NEURONAL STUDIES: REGULATION OF NMDA RECEPTORS AND NEUREGULINS DURING DEVELOPMENT
Neuronal Expression of ErbB Receptors and Interactions with PDZ-Domain Proteins
Garcia, Karavanova, Vasudevan, Buonanno in collaboration with S. Carroll, University of Alabama at Birmingham
We analyzed the expression of ErbB receptors throughout the adult brain, using in situ hybridization and immunohistochemistry. In agreement with our earlier work, we found that ErbB-2 is widely expressed by most cell types; ErbB-3 is highest in the myelinated tracks and thalamic nuclei, and ErbB-4 is mostly confined to neurons in the cortex, hippocampus, thalamus, and basal ganglia. Using biochemical techniques, we studied the subcellular distribution of ErbB receptors. We found that ErbB receptors are present in brain fractions enriched for postsynaptic densities (PSD). We used a yeast two-hybrid system to identify proteins that interact with these receptors and that may regulate their subcellular distribution. The C-terminal region of ErbB-4 interacts with three closely related PDZ-domain proteins: PSD-95, CHAPSYN-110, and SAP 102. Using coimmunoprecipitation assays, we confirmed direct interactions between ErbB-4 and PSD-95 in neurons. Immunocytochemical studies confirmed that ErbB-4 colocalizes with NRs and PSD-95 at synaptic puncta of hippocampal neurons apposed to synaptophysin-positive presynaptic terminals. These observations have important implications for the possibility of cross-talk of ErbB and NMDA receptors at synapses and for the role of Nrgs in regulating activity-dependent plasticity at central synapses.

Characterization of NR2A Transcription Regulatory Sequences
Turetsky, Desai, Buonanno
The levels of NMDA receptors harboring the NR2A subunit increase sharply after two weeks of age, a time that coincides with the functional maturation of synapses.
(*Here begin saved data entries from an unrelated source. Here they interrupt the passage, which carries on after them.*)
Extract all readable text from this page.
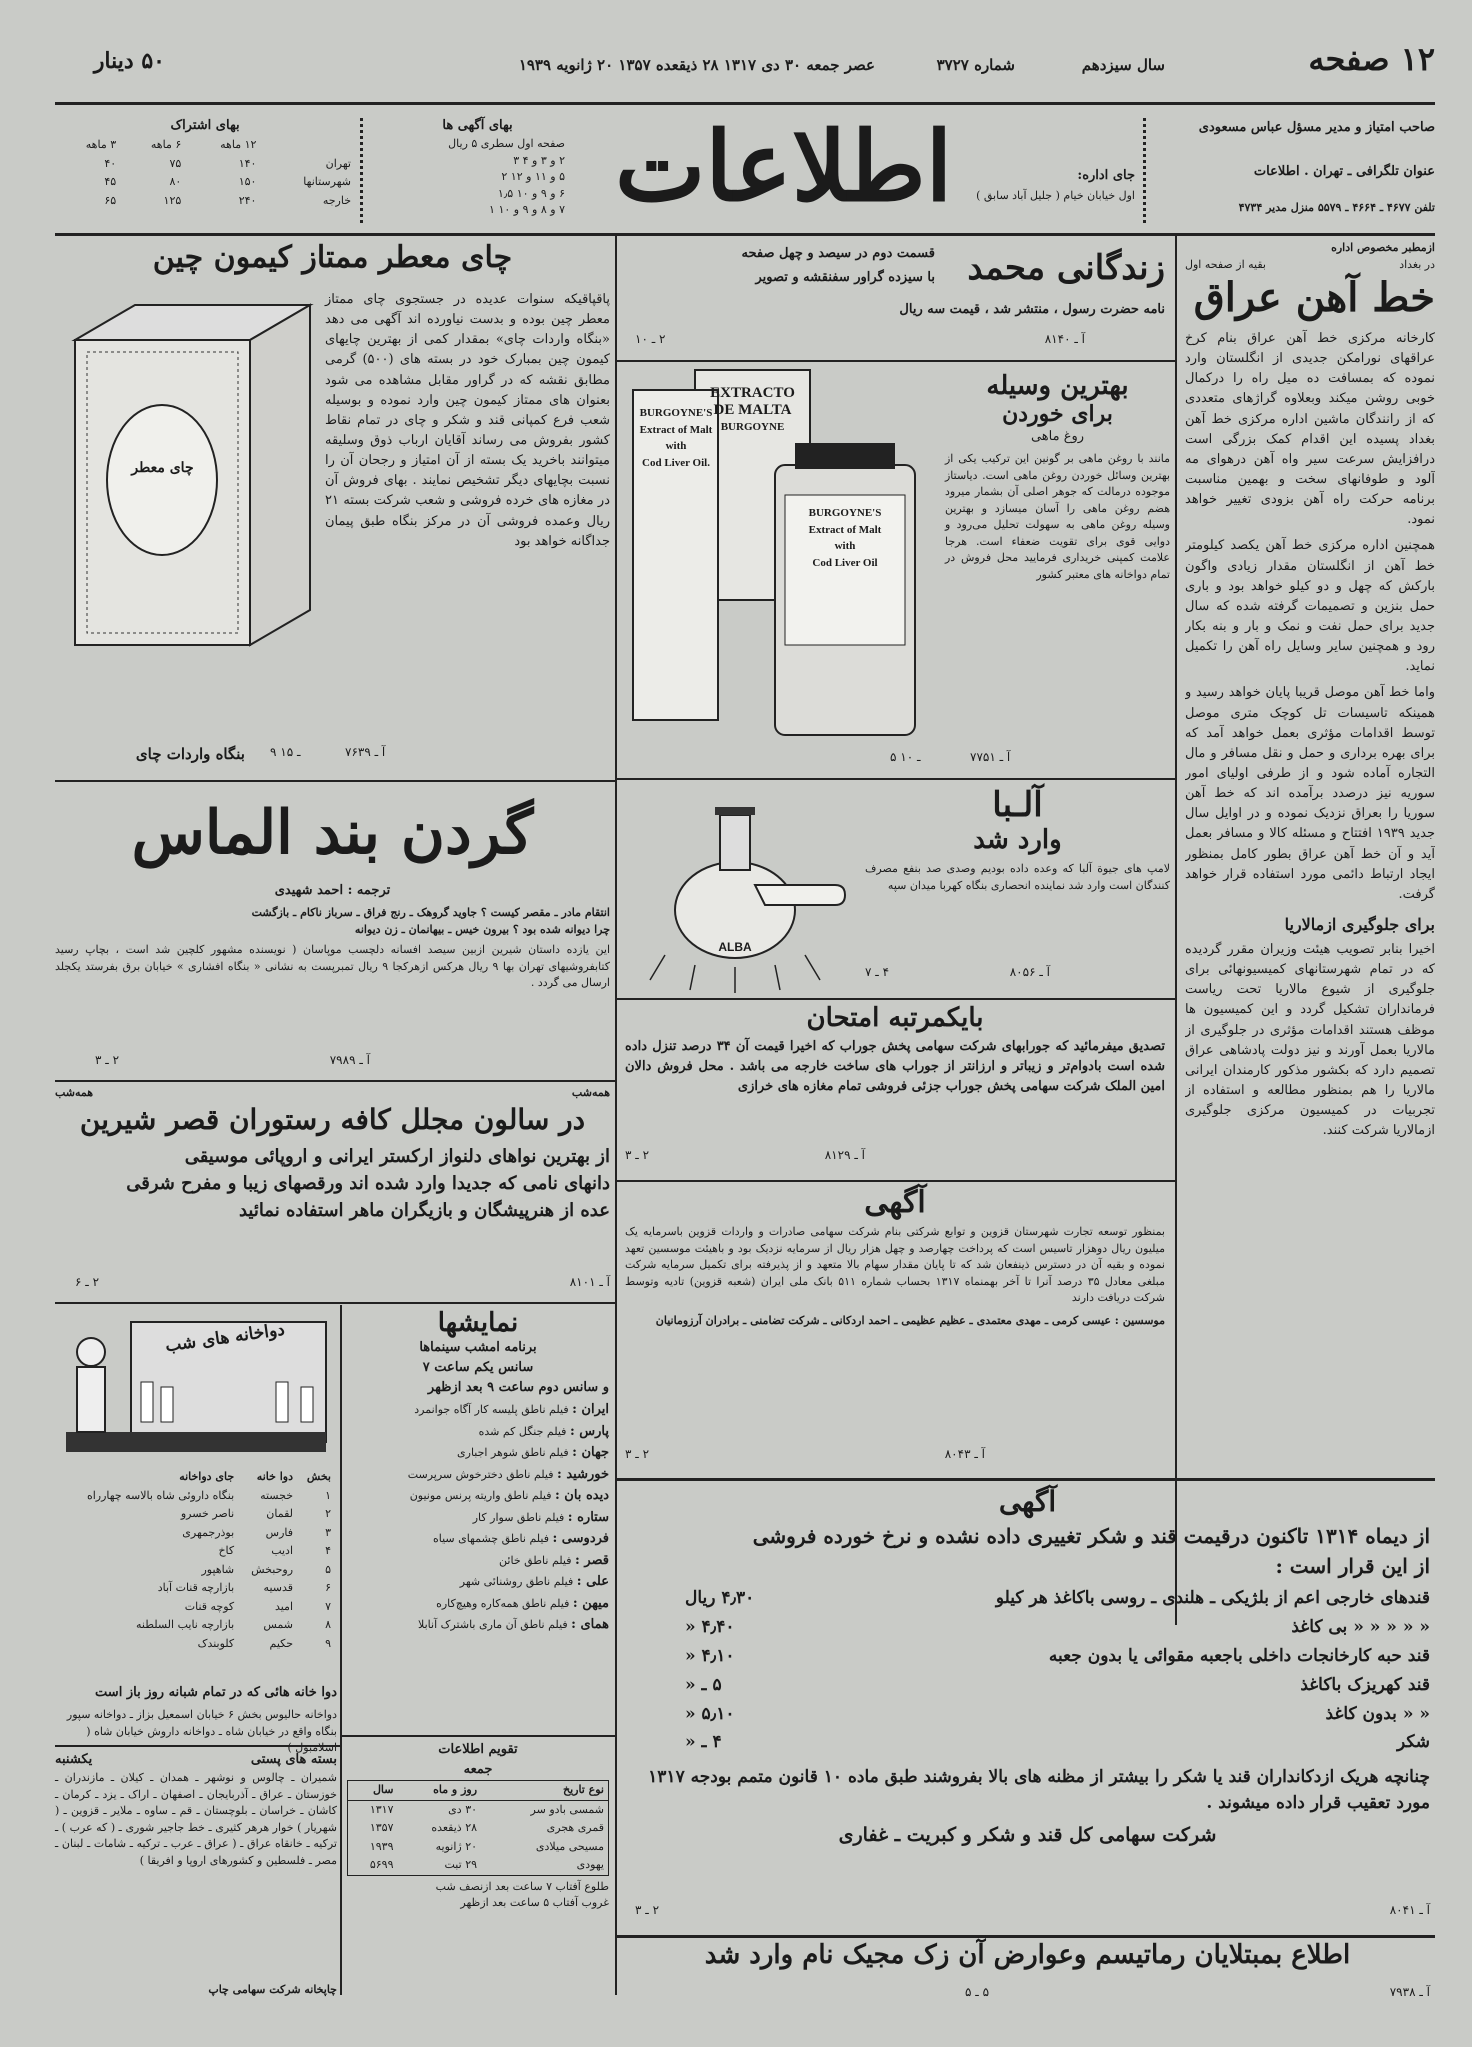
۱۲ صفحه
سال سیزدهم
شماره ۳۷۲۷
عصر جمعه ۳۰ دی ۱۳۱۷ ۲۸ ذیقعده ۱۳۵۷ ۲۰ ژانویه ۱۹۳۹
۵۰ دینار
صاحب امتیاز و مدیر مسؤل عباس مسعودی
عنوان تلگرافی ـ تهران . اطلاعات
تلفن ۴۶۷۷ ـ ۴۶۶۴ ـ ۵۵۷۹ منزل مدیر ۴۷۳۴
جای اداره:
اول خیابان خیام ( جلیل آباد سابق )
اطلاعات
بهای آگهی ها
صفحه اول سطری ۵ ریال
۲ و ۳ و ۴ ۳
۵ و ۱۱ و ۱۲ ۲
۶ و ۹ و ۱۰ ۱٫۵
۷ و ۸ و ۹ و ۱۰ ۱
بهای اشتراک
	۱۲ ماهه	۶ ماهه	۳ ماهه
تهران	۱۴۰	۷۵	۴۰
شهرستانها	۱۵۰	۸۰	۴۵
خارجه	۲۴۰	۱۲۵	۶۵
ازمطبر مخصوص اداره
در بغداد
بقیه از صفحه اول
خط آهن عراق

کارخانه مرکزی خط آهن عراق بنام کرخ عراقهای نورامکن جدیدی از انگلستان وارد نموده که بمسافت ده میل راه را درکمال خوبی روشن میکند وبعلاوه گراژهای متعددی که از رانندگان ماشین اداره مرکزی خط آهن بغداد پسیده این اقدام کمک بزرگی است درافزایش سرعت سیر واه آهن درهوای مه آلود و طوفانهای سخت و بهمین مناسبت برنامه حرکت راه آهن بزودی تغییر خواهد نمود.

همچنین اداره مرکزی خط آهن یکصد کیلومتر خط آهن از انگلستان مقدار زیادی واگون بارکش که چهل و دو کیلو خواهد بود و باری حمل بنزین و تصمیمات گرفته شده که سال جدید برای حمل نفت و نمک و بار و بنه بکار رود و همچنین سایر وسایل راه آهن را تکمیل نماید.

واما خط آهن موصل قریبا پایان خواهد رسید و همینکه تاسیسات تل کوچک متری موصل توسط اقدامات مؤثری بعمل خواهد آمد که برای بهره برداری و حمل و نقل مسافر و مال التجاره آماده شود و از طرفی اولیای امور سوریه نیز درصدد برآمده اند که خط آهن سوریا را بعراق نزدیک نموده و در اوایل سال جدید ۱۹۳۹ افتتاح و مسئله کالا و مسافر بعمل آید و آن خط آهن عراق بطور کامل بمنظور ایجاد ارتباط دائمی مورد استفاده قرار خواهد گرفت.

برای جلوگیری ازمالاریا

اخیرا بنابر تصویب هیئت وزیران مقرر گردیده که در تمام شهرستانهای کمیسیونهائی برای جلوگیری از شیوع مالاریا تحت ریاست فرمانداران تشکیل گردد و این کمیسیون ها موظف هستند اقدامات مؤثری در جلوگیری از مالاریا بعمل آورند و نیز دولت پادشاهی عراق تصمیم دارد که بکشور مذکور کارمندان ایرانی مالاریا را هم بمنظور مطالعه و استفاده از تجربیات در کمیسیون مرکزی جلوگیری ازمالاریا شرکت کنند.

زندگانی محمد
قسمت دوم در سیصد و چهل صفحه
با سیزده گراور سفنقشه و تصویر
نامه حضرت رسول ، منتشر شد ، قیمت سه ریال
آ ـ ۸۱۴۰
۲ ـ ۱۰
BURGOYNE'S
Extract of Malt
with
Cod Liver Oil.
EXTRACTO
DE MALTA
BURGOYNE
BURGOYNE'S
Extract of Malt
with
Cod Liver Oil
بهترین وسیله
برای خوردن
روغ ماهی

مانند با روغن ماهی بر گونین این ترکیب یکی از بهترین وسائل خوردن روغن ماهی است. دیاستاز موجوده درمالت که جوهر اصلی آن بشمار میرود هضم روغن ماهی را آسان میسازد و بهترین وسیله روغن ماهی به سهولت تحلیل می‌رود و دوایی قوی برای تقویت ضعفاء است. هرجا علامت کمپنی خریداری فرمایید محل فروش در تمام دواخانه های معتبر کشور

آ ـ ۷۷۵۱
۵ ـ ۱۰
ALBA
آلـبا
وارد شد

لامپ های جیوة آلبا که وعده داده بودیم وصدی صد بنفع مصرف کنندگان است وارد شد نماینده انحصاری بنگاه کهربا میدان سپه

آ ـ ۸۰۵۶
۴ ـ ۷
بایکمرتبه امتحان

تصدیق میفرمائید که جورابهای شرکت سهامی پخش جوراب که اخیرا قیمت آن ۳۴ درصد تنزل داده شده است بادوام‌تر و زیباتر و ارزانتر از جوراب های ساخت خارجه می باشد . محل فروش دالان امین الملک شرکت سهامی پخش جوراب جزئی فروشی تمام مغازه های خرازی

آ ـ ۸۱۲۹
۲ ـ ۳
آگهی

بمنظور توسعه تجارت شهرستان قزوین و توابع شرکتی بنام شرکت سهامی صادرات و واردات قزوین باسرمایه یک میلیون ریال دوهزار تاسیس است که پرداخت چهارصد و چهل هزار ریال از سرمایه نزدیک بود و باهیئت موسسین تعهد نموده و بقیه آن در دسترس ذینفعان شد که تا پایان مقدار سهام بالا متعهد و از پذیرفته برای تکمیل سرمایه شرکت مبلغی معادل ۳۵ درصد آنرا تا آخر بهمنماه ۱۳۱۷ بحساب شماره ۵۱۱ بانک ملی ایران (شعبه قزوین) تادیه وتوسط شرکت دریافت دارند

موسسین : عیسی کرمی ـ مهدی معتمدی ـ عظیم عظیمی ـ احمد اردکانی ـ شرکت تضامنی ـ برادران آرزومانیان

آ ـ ۸۰۴۳
۲ ـ ۳
چای معطر ممتاز کیمون چین
چای معطر

پاقپاقیکه سنوات عدیده در جستجوی چای ممتاز معطر چین بوده و بدست نیاورده اند آگهی می دهد «بنگاه واردات چای» بمقدار کمی از بهترین چایهای کیمون چین بمبارک خود در بسته های (۵۰۰) گرمی مطابق نقشه که در گراور مقابل مشاهده می شود بعنوان های ممتاز کیمون چین وارد نموده و بوسیله شعب فرع کمپانی قند و شکر و چای در تمام نقاط کشور بفروش می رساند آقایان ارباب ذوق وسلیقه میتوانند باخرید یک بسته از آن امتیاز و رجحان آن را نسبت بچایهای دیگر تشخیص نمایند . بهای فروش آن در مغازه های خرده فروشی و شعب شرکت بسته ۲۱ ریال وعمده فروشی آن در مرکز بنگاه طبق پیمان جداگانه خواهد بود

بنگاه واردات چای	آ ـ ۷۶۳۹
۹ ـ ۱۵
گردن بند الماس
ترجمه : احمد شهیدی
انتقام مادر ـ مقصر کیست ؟ جاوید گروهک ـ رنج فراق ـ سرباز ناکام ـ بازگشت
چرا دیوانه شده بود ؟ بیرون خیس ـ بیهانمان ـ زن دیوانه

این یازده داستان شیرین ازبین سیصد افسانه دلچسب موپاسان ( نویسنده مشهور کلچین شد است ، بچاپ رسید کتابفروشیهای تهران بها ۹ ریال هرکس ازهرکجا ۹ ریال تمبرپست به نشانی « بنگاه افشاری » خیابان برق بفرستد یکجلد ارسال می گردد .

آ ـ ۷۹۸۹
۲ ـ ۳
همه‌شب	همه‌شب
در سالون مجلل کافه رستوران قصر شیرین
از بهترین نواهای دلنواز ارکستر ایرانی و اروپائی موسیقی
دانهای نامی که جدیدا وارد شده اند ورقصهای زیبا و مفرح شرقی
عده از هنرپیشگان و بازیگران ماهر استفاده نمائید
آ ـ ۸۱۰۱
۲ ـ ۶
نمایشها
برنامه امشب سینماها
سانس یکم ساعت ۷
و سانس دوم ساعت ۹ بعد ازظهر
ایران : فیلم ناطق پلیسه کار آگاه جوانمرد
پارس : فیلم جنگل کم شده
جهان : فیلم ناطق شوهر اجباری
خورشید : فیلم ناطق دخترخوش سرپرست
دیده بان : فیلم ناطق واریته پرنس مونیون
ستاره : فیلم ناطق سوار کار
فردوسی : فیلم ناطق چشمهای سیاه
قصر : فیلم ناطق خائن
علی : فیلم ناطق روشنائی شهر
میهن : فیلم ناطق همه‌کاره وهیچ‌کاره
همای : فیلم ناطق آن ماری باشترک آنابلا
دواخانه های شب
بخش	دوا خانه	جای دواخانه
۱	خجسته	بنگاه داروئی شاه بالاسه چهارراه
۲	لقمان	ناصر خسرو
۳	فارس	بوذرجمهری
۴	ادیب	کاخ
۵	روحبخش	شاهپور
۶	قدسیه	بازارچه قنات آباد
۷	امید	کوچه قنات
۸	شمس	بازارچه نایب السلطنه
۹	حکیم	کلوبندک
دوا خانه هائی که در تمام شبانه روز باز است

دواخانه حالیوس بخش ۶ خیابان اسمعیل بزاز ـ دواخانه سپور بنگاه واقع در خیابان شاه ـ دواخانه داروش خیابان شاه ( اسلامبول )	تقویم اطلاعات
جمعه
نوع تاریخ	روز و ماه	سال
شمسی بادو سر	۳۰ دی	۱۳۱۷
قمری هجری	۲۸ ذیقعده	۱۳۵۷
مسیحی میلادی	۲۰ ژانویه	۱۹۳۹
یهودی	۲۹ تبت	۵۶۹۹
طلوع آفتاب ۷ ساعت بعد ازنصف شب
غروب آفتاب ۵ ساعت بعد ازظهر
بسته های پستی
یکشنبه

شمیران ـ چالوس و نوشهر ـ همدان ـ کیلان ـ مازندران ـ خوزستان ـ عراق ـ آذربایجان ـ اصفهان ـ اراک ـ یزد ـ کرمان ـ کاشان ـ خراسان ـ بلوچستان ـ قم ـ ساوه ـ ملایر ـ قزوین ـ ( شهریار ) خوار هرهر کثیری ـ خط جاجیر شوری ـ ( که عرب ) ـ ترکیه ـ خانقاه عراق ـ ( عراق ـ عرب ـ ترکیه ـ شامات ـ لبنان ـ مصر ـ فلسطین و کشورهای اروپا و افریقا )

چاپخانه شرکت سهامی چاپ
آگهی
از دیماه ۱۳۱۴ تاکنون درقیمت قند و شکر تغییری داده نشده و نرخ خورده فروشی
از این قرار است :
قندهای خارجی اعم از بلژیکی ـ هلندی ـ روسی باکاغذ هر کیلو
۴٫۳۰ ریال
« « « « « بی کاغذ
۴٫۴۰ «
قند حبه کارخانجات داخلی باجعبه مقوائی یا بدون جعبه
۴٫۱۰ «
قند کهریزک باکاغذ
۵ ـ «
« « بدون کاغذ
۵٫۱۰ «
شکر
۴ ـ «
چنانچه هریک ازدکانداران قند یا شکر را بیشتر از مظنه های بالا بفروشند طبق ماده ۱۰ قانون متمم بودجه ۱۳۱۷ مورد تعقیب قرار داده میشوند .
شرکت سهامی کل قند و شکر و کبریت ـ غفاری
آ ـ ۸۰۴۱
۲ ـ ۳
اطلاع بمبتلایان رماتیسم وعوارض آن زک مجیک نام وارد شد
آ ـ ۷۹۳۸
۵ ـ ۵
We identified the transcription initiation site of NR2A and cloned gene sequences harboring the basal promoter. A fragment extending approximately 9 kb upstream of the promoter was shown to confer neuronal specificity in transgenic mice and transfected primary cortical neurons; transcription in glia was minimal. Given that expression of the NR2A gene increases with maturation, we also analyzed transcription of the 9kb luciferase reporter construct in developing cultured cortical neurons. We found that the reporter is transcribed at low levels during the first week in culture and increases dramatically during the second week. The results indicate that the NR2A up-stream 9 kb fragment harbors sequences that confer both developmental and tissue-specific expression of the gene; experiments are in progress to delineate the regulatory motifs in the NR2A gene (Figure 18).

Figure 18

The upstream 9kb of NR2A gene sequence confer neuronal- and developmental-specific transcription. A. the NR2A-9kb lucierase construct is more selectively transcribed in transfected cortical neurons than in glia. Background levels of transcription are observed with the pGL3-Basic negative control. B. Transcription from the NR2A reporter construct increases during the maturation of cortical neurons in culture.